En Insurgencies and National Security in Mexico: the role of hegemony… (Essex, 2004) demuestro la vigencia de esta noción: es el príncipe arbitrario, o la princesa, quien determina, de acuerdo con una convención de coyuntura y elitista, más o menos sensible a las voces de la opinión pública, cuándo es definida una amenaza y cuándo deja de serlo.
No hay “terroristas” per se: no existen los monstruos sin un catálogo arbitrario de conceptualizaciones. Trump no se aleja de ello. Su grupo moldea el contorno de la negociación de una diversidad de temas. Se trate o no al gobierno mexicano con la combinación de amenaza de intervención y elogio a la Presidenta.
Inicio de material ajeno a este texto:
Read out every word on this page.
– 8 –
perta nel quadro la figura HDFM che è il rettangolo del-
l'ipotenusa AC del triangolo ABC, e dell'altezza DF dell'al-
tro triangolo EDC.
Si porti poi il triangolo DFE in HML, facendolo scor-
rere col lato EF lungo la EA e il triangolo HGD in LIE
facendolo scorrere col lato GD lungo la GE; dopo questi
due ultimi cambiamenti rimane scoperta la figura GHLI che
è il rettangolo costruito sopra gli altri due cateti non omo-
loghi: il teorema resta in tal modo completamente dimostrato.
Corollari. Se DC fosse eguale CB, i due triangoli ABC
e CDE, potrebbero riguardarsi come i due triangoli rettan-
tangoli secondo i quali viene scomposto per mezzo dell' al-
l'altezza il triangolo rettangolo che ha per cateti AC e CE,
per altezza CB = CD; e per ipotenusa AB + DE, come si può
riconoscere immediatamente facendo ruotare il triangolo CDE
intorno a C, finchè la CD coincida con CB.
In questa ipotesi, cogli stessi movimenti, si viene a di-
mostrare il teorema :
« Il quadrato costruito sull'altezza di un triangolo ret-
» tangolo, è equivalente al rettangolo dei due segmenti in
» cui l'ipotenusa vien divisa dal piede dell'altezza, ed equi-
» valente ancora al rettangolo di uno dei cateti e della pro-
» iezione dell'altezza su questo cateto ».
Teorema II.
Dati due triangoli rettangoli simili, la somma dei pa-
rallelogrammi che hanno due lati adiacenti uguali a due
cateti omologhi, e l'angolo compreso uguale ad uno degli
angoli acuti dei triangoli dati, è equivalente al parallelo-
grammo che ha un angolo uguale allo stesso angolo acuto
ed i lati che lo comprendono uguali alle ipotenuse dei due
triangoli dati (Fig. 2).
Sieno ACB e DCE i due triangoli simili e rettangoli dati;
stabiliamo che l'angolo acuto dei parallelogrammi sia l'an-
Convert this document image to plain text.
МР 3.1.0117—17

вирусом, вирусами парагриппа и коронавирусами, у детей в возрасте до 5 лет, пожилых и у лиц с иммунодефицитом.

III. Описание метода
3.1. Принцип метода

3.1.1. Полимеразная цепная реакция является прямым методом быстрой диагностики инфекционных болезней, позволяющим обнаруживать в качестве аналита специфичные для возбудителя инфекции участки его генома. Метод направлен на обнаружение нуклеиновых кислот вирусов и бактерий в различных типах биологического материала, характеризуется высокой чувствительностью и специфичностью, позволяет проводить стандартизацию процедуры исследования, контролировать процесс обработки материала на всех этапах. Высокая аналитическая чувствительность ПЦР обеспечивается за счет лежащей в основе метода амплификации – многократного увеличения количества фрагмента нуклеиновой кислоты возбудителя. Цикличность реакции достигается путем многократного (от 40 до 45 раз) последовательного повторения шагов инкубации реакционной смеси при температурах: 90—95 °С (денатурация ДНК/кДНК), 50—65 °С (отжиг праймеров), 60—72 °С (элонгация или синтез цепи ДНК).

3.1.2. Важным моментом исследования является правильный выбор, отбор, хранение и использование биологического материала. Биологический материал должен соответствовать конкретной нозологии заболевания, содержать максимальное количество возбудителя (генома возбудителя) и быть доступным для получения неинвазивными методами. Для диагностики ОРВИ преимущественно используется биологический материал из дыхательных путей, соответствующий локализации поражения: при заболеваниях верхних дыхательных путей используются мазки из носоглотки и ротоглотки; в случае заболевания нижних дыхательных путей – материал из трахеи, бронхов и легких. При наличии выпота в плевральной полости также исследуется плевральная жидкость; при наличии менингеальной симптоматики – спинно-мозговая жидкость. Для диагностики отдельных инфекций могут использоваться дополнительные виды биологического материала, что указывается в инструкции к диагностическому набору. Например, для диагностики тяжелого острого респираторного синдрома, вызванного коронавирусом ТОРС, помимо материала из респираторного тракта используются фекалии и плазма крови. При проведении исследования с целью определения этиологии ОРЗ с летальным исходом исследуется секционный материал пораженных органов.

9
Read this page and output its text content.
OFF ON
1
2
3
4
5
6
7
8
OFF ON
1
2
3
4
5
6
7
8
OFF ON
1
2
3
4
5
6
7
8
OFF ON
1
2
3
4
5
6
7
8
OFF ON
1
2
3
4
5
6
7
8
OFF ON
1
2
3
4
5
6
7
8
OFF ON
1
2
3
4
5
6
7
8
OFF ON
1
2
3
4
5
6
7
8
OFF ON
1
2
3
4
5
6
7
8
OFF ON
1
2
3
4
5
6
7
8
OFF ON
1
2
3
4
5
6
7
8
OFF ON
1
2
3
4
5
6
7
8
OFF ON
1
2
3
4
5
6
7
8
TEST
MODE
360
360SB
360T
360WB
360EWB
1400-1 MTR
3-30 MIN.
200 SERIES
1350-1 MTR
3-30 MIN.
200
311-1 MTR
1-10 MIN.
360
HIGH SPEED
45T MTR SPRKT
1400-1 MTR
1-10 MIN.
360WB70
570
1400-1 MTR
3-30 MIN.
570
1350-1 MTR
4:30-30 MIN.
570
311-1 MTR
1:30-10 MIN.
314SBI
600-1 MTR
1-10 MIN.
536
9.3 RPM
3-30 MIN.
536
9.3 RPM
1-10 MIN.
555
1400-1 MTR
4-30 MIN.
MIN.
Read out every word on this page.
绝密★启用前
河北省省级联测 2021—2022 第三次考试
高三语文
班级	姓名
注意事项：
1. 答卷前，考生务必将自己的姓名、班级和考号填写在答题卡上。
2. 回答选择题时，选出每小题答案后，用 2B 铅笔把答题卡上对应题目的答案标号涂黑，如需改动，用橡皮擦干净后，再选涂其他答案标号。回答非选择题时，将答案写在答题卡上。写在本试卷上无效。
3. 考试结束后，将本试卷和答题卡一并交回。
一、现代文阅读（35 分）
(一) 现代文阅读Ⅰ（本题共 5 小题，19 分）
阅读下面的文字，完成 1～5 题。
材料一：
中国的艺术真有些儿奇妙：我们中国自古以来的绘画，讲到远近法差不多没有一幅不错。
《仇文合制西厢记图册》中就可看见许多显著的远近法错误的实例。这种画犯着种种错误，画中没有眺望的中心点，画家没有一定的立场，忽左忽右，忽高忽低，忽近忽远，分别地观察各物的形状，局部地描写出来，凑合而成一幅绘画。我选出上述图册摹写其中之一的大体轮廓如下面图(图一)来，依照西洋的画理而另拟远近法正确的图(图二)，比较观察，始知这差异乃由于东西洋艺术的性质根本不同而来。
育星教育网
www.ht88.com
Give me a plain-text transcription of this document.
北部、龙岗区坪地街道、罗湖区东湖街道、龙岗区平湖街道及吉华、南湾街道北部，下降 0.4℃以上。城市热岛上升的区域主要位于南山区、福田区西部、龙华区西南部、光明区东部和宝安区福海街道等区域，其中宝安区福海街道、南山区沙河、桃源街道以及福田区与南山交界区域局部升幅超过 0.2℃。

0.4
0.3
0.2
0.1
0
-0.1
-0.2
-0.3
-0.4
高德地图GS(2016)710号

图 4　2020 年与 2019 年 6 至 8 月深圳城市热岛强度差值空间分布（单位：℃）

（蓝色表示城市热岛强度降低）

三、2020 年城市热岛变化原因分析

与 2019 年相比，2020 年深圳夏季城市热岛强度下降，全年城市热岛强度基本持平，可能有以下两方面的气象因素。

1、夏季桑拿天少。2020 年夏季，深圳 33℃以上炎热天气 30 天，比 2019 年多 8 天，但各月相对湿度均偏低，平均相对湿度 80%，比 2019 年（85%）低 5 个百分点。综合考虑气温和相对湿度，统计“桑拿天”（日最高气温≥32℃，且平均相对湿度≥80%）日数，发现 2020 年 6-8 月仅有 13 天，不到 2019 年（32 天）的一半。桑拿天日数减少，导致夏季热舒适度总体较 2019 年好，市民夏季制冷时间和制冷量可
Giorgio Agamben en Estado de Excepción, explica cómo los Estados utilizan la etiqueta de "terrorista" para suspender derechos y justificar intervenciones. Un grupo es designado así y se legitima su persecución global, sin juicio ni pruebas claras.
Ejemplos de la relatividad sobran. En 1989, Manuel Antonio Noriega pasó de aliado estratégico de la CIA a enemigo público número uno. En cambio, grupos paramilitares como los Contras en Nicaragua nunca fueron catalogados como terroristas.
Richard Jackson advierte en Writing the War on Terrorism: el discurso del terrorismo es moldeado por los intereses del Estado y no por una definición objetiva de violencia política. Las definiciones, ni en ciencias exactas, son “objetivas”.
Pablo Escobar, el narcotraficante colombiano más famoso de la historia, nunca recibió formalmente la etiqueta de "terrorista" por parte del Departamento de Estado. En contraste, Nelson Mandela estuvo en la lista hasta 2008. Osama Bin Laden fue designado terrorista global en 1999; dos años después orquestó el ataque contra las Torres Gemelas de Nueva York. Previamente era colaborador en la medida de su combate a los soviéticos antes de la ruina de 1991.
La clasificación manipula el miedo señala John Mueller, en Overblown: How Politicians and the Terrorism Industry Inflate National Security Threats, and Why We Believe Them. Por lo pronto la ciudadanía es beneficiaria de la probabilidad de mayor paz. Tan paradójica como es la convergencia entre Trump y Sheinbaum contra los narcos.